Ground Pork and Corn Congee (Chinese Rice Porridge) Recipe
Ingredients
1/2 pound ground pork
1/2 teaspoon minced fresh ginger
1/2 teaspoon minced garlic (about 1 small clove)
1 teaspoon Shaoxing wine
Kosher salt
1/4 teaspoon sugar
1/2 teaspoon soy sauce
1 1/2 teaspoons cornstarch
2 teaspoons vegetable or canola oil
2 scallions, chopped (optional)
6 cups water
1/2 cup short grain rice, washed and drained
About 1 cup corn kernels cut from 1 large ear of corn
Directions
1. In a bowl, combine pork, ginger, garlic, Shaoxing wine, 1/4 teaspoon salt, sugar, soy sauce, cornstarch, and oil. Mix well and set aside in the refrigerator.
2. In a large pot, add water and the washed rice. Cover the pot with a lid and bring it to a boil. When the water starts boiling, turn down the flame to a simmer and cover the pot. 15 minutes later, stir the rice making sure it’s not sticking to the bottom. Cover the pot again and stir the rice one more time 15 minutes after the first stir. Cover the pot one last time and simmer for 30 minutes.

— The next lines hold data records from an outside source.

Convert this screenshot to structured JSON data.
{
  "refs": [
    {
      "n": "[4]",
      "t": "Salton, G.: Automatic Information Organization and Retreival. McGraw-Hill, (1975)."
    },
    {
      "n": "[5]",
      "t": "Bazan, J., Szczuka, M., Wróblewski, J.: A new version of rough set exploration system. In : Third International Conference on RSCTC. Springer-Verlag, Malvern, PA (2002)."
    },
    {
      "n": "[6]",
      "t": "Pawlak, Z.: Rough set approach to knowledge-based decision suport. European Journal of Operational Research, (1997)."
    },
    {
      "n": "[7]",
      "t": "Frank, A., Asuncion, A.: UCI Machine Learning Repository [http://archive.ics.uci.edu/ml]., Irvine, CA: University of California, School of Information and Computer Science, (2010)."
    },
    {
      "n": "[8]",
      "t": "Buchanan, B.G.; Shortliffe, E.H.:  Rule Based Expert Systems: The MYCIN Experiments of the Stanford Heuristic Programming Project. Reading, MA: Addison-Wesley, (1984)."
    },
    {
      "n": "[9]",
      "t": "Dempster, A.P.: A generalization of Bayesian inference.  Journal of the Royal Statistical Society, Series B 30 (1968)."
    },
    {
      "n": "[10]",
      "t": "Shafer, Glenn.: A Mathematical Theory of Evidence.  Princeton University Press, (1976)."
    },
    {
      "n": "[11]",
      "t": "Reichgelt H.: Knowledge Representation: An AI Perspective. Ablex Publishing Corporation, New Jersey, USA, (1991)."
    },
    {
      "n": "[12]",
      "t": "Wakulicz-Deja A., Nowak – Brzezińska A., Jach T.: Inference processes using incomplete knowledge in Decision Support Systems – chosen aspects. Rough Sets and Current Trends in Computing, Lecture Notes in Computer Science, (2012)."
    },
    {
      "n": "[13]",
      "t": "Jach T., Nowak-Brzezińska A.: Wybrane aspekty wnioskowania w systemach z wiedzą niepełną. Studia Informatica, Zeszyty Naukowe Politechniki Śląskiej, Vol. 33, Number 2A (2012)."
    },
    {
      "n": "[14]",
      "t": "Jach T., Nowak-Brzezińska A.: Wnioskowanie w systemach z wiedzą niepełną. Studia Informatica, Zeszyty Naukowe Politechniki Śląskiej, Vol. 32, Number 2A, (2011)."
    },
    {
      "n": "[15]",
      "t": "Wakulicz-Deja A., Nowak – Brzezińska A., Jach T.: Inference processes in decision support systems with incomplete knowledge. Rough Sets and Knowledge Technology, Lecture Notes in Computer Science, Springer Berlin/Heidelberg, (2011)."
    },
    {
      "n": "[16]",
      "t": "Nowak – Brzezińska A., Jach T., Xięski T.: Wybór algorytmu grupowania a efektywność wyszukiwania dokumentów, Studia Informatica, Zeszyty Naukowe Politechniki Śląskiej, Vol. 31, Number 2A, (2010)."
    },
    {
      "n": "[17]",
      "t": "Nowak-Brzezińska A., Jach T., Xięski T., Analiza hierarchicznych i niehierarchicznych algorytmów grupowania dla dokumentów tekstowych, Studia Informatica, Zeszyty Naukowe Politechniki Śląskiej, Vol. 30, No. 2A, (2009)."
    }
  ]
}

When the congee is done, it should look creamy and silky.
3. Add the ground pork to the congee, breaking down the meat, and simmer with the lid off until the ground pork is cooked, 5 to 10 minutes.

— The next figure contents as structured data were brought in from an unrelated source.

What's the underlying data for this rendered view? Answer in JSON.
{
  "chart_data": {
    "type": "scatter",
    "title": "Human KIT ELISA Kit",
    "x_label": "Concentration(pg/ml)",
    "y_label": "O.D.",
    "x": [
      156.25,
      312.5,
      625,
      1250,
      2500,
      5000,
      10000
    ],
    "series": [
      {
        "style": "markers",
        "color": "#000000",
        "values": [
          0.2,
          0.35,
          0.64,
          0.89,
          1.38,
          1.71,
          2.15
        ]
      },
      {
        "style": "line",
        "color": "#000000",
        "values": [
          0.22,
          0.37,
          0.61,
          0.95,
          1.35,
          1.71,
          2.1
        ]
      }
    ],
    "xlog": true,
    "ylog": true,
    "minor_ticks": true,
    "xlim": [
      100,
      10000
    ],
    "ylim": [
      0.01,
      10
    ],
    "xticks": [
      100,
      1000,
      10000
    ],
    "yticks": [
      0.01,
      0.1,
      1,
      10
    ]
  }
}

4. Turn off the flame, add the corn, taste and season the congee with salt. Serve immediately with chopped scallions on top (optional).
China's health porridge is very good for the body, especially for the patients, because the appetite during illness is generally poor, greasy food is not a good choice, too light food has not enough nutrition. So, a bowl of delicious and nutritious porridge is your best choice.